Воспоминания о давно позабытом (Волохонский) - страница 5

Мне было тогда, я думаю, года два. Но я это зрелище хорошо запомнил. Еще и сейчас я вижу иногда огромное солнце без лучей. Но в ту пору слышать, что «это — солнце», казалось мне странным: обычно солнце бывало значительно меньшего размера и совсем другого цвета.

Чтобы распроститься с рождением и ранним детством, нужно сообщить, что мать моя бегала на сеансы гипноза и незадолго до моего появления на свет прониклась вдруг презрением и отвращением к тому самому гипнотизеру.

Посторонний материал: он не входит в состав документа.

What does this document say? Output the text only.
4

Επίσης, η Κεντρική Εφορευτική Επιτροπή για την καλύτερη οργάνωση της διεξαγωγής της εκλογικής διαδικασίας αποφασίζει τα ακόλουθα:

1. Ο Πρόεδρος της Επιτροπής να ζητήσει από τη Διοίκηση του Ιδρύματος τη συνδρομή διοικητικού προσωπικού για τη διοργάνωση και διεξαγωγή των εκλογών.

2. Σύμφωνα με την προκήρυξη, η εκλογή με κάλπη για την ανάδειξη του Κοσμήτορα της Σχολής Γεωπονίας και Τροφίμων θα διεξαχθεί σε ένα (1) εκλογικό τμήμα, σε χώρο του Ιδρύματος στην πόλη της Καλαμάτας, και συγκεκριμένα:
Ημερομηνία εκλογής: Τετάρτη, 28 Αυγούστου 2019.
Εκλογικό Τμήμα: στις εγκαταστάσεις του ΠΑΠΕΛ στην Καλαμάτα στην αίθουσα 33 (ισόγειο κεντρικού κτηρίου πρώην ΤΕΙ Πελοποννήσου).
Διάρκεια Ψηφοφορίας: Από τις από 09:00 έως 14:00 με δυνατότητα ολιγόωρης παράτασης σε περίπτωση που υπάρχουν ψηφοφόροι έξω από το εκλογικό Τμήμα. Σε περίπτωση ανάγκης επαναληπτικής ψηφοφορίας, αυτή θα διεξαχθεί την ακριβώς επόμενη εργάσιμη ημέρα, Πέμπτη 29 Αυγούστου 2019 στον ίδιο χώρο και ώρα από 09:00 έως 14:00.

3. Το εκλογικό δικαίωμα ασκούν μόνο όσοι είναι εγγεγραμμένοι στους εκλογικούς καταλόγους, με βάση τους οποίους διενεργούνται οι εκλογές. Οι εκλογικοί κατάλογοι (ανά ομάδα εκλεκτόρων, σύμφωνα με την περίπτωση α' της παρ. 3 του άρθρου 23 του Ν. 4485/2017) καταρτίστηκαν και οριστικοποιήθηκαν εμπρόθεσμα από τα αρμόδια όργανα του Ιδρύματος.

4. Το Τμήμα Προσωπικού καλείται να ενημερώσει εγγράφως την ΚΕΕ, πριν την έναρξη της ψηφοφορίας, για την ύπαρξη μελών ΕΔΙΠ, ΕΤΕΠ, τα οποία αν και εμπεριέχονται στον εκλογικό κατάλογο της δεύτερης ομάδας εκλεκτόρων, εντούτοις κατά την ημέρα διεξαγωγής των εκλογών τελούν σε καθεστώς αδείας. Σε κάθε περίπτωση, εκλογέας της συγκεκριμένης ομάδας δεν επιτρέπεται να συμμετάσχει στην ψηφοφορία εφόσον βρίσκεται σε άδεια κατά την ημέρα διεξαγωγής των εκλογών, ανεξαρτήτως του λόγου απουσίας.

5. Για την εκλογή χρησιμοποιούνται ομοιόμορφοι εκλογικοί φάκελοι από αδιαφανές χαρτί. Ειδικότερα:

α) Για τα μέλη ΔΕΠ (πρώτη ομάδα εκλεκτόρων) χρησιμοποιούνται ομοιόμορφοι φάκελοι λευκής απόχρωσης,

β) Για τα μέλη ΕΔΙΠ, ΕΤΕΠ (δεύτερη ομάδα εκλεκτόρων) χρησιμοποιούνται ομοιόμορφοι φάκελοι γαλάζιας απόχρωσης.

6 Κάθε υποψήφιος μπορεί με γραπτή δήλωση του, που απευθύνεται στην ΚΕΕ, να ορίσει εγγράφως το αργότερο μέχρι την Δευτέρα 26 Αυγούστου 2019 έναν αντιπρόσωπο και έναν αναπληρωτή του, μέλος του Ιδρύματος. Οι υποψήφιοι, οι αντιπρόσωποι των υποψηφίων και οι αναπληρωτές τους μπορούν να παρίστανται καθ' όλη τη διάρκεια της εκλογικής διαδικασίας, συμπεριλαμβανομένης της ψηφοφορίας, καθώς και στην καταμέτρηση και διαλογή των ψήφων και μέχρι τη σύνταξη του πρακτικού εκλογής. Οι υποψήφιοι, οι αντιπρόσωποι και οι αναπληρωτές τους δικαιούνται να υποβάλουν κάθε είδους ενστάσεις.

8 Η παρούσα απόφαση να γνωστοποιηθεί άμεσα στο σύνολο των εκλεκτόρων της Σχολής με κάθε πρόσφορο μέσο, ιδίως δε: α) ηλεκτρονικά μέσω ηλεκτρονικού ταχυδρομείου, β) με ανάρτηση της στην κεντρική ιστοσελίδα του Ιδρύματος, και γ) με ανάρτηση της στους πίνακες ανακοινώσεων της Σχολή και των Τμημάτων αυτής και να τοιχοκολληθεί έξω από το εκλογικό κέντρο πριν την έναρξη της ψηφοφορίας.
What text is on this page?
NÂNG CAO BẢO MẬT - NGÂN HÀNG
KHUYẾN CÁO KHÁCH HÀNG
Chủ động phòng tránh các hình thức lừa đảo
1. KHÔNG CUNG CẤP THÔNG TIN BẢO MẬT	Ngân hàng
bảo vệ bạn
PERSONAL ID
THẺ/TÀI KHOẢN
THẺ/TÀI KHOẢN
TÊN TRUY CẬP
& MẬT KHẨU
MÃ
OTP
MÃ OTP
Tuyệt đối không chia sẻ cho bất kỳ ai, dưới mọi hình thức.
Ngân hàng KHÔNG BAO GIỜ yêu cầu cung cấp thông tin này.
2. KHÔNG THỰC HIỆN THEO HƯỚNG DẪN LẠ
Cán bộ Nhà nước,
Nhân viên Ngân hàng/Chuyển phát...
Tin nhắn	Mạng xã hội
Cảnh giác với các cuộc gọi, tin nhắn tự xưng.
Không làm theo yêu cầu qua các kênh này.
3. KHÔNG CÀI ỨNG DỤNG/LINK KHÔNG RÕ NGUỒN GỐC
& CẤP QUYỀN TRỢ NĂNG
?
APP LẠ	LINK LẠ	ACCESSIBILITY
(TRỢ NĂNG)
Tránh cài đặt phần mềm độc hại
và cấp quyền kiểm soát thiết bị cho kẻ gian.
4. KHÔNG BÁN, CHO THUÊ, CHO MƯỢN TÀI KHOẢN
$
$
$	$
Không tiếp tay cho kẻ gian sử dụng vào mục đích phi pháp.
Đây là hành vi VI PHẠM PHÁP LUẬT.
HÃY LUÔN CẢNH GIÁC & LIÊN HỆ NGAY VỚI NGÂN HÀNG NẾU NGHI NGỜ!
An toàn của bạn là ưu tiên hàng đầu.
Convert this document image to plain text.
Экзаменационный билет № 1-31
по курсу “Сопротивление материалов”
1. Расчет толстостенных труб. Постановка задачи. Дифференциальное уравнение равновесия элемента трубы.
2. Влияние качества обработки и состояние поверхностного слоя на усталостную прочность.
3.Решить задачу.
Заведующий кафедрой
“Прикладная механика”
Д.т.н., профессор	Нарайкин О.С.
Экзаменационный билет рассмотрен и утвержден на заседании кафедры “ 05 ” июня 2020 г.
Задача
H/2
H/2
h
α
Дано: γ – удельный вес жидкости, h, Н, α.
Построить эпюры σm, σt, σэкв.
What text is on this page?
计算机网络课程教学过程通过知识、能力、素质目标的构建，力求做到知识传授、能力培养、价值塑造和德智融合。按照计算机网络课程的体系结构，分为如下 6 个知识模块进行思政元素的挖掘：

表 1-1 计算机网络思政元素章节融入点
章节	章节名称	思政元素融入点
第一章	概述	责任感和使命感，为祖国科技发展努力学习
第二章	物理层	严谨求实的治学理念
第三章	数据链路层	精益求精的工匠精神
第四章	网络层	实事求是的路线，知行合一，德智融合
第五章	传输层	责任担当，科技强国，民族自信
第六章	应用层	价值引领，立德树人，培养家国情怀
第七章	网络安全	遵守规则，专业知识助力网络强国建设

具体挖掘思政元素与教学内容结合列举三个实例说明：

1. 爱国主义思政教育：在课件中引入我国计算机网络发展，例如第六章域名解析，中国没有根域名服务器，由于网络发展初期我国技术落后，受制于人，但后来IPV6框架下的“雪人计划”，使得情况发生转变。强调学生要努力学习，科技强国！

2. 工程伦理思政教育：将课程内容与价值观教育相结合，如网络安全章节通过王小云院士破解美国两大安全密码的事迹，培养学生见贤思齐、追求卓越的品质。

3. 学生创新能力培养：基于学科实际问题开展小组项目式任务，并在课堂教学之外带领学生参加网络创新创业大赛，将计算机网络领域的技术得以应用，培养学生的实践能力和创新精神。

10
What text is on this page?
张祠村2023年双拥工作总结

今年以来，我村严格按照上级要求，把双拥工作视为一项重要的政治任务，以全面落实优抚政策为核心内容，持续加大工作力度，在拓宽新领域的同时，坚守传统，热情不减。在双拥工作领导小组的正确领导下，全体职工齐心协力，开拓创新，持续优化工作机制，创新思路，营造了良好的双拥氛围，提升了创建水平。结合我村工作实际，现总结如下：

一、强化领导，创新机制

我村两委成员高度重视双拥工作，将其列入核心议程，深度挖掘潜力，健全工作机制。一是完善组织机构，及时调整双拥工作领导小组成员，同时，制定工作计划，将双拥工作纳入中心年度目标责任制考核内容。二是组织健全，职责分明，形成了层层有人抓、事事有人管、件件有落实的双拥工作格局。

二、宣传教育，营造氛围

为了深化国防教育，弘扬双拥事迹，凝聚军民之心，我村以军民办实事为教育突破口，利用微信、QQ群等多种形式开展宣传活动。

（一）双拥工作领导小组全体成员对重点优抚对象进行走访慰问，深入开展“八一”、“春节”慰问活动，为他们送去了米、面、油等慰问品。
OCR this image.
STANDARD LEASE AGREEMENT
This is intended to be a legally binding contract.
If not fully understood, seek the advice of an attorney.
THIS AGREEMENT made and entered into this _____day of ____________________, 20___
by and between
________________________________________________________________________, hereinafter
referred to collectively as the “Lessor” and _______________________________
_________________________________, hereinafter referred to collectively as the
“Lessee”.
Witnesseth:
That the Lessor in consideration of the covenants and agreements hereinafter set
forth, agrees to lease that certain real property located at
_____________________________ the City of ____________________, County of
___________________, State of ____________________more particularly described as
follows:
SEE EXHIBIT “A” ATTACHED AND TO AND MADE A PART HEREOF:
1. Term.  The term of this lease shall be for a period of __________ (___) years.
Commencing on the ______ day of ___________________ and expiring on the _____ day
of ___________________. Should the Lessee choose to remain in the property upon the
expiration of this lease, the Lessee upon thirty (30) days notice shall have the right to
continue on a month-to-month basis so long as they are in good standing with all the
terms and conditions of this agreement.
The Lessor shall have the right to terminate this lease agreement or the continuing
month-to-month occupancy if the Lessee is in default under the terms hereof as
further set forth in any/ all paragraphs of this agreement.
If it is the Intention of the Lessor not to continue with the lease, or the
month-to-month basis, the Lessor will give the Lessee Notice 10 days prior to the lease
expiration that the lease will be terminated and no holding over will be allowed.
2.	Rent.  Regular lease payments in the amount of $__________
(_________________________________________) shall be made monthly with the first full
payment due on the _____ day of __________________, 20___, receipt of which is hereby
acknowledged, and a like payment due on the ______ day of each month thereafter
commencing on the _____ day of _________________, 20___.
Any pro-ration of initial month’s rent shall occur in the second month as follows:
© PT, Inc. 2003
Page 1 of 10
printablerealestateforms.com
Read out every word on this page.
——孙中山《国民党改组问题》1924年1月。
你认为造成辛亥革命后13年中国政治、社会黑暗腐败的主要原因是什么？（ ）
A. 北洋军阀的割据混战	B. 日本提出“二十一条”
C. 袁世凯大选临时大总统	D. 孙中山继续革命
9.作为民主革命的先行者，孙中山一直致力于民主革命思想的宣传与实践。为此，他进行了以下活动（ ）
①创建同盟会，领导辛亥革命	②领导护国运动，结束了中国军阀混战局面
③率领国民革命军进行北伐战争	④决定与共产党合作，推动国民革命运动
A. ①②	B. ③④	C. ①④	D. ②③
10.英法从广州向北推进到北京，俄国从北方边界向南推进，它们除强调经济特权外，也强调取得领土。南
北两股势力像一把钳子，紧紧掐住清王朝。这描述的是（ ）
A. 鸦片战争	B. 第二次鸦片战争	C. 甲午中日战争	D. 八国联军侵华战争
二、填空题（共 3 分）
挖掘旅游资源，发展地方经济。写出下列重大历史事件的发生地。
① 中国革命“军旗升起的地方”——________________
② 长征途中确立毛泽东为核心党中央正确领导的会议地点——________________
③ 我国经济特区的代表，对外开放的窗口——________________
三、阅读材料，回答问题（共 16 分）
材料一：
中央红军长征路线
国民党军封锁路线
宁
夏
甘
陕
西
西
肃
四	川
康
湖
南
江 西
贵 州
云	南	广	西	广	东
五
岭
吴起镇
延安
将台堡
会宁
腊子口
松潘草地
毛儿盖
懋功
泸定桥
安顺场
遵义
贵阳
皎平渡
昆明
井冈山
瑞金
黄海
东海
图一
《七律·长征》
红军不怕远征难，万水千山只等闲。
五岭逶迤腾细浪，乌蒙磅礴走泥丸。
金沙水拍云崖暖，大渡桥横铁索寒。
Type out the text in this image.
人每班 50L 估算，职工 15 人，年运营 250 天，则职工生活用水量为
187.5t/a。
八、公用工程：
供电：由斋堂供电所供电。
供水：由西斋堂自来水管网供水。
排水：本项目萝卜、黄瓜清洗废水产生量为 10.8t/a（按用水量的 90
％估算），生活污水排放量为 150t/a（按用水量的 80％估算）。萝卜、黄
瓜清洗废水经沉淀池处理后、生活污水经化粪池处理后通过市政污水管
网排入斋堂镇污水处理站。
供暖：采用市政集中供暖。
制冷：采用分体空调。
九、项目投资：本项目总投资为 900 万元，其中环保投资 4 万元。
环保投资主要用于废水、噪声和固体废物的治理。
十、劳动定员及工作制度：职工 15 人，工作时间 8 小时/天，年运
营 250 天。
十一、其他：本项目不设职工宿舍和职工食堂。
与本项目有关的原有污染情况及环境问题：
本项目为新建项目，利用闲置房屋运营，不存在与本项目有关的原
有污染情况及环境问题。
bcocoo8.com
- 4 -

Был еще семейный анекдот, как на даче, когда началась финская война, все бросились бежать в город, который тогда называли Ленинградом, а жили мы в сельской местности где-то в Белоруссии. Подбежали к поезду, мать возилась с багажом, а Няня-Маня держала меня на руках.

— Посмотри, Анрюшенька, какой паровоз-то! — причитала Няня-Маня.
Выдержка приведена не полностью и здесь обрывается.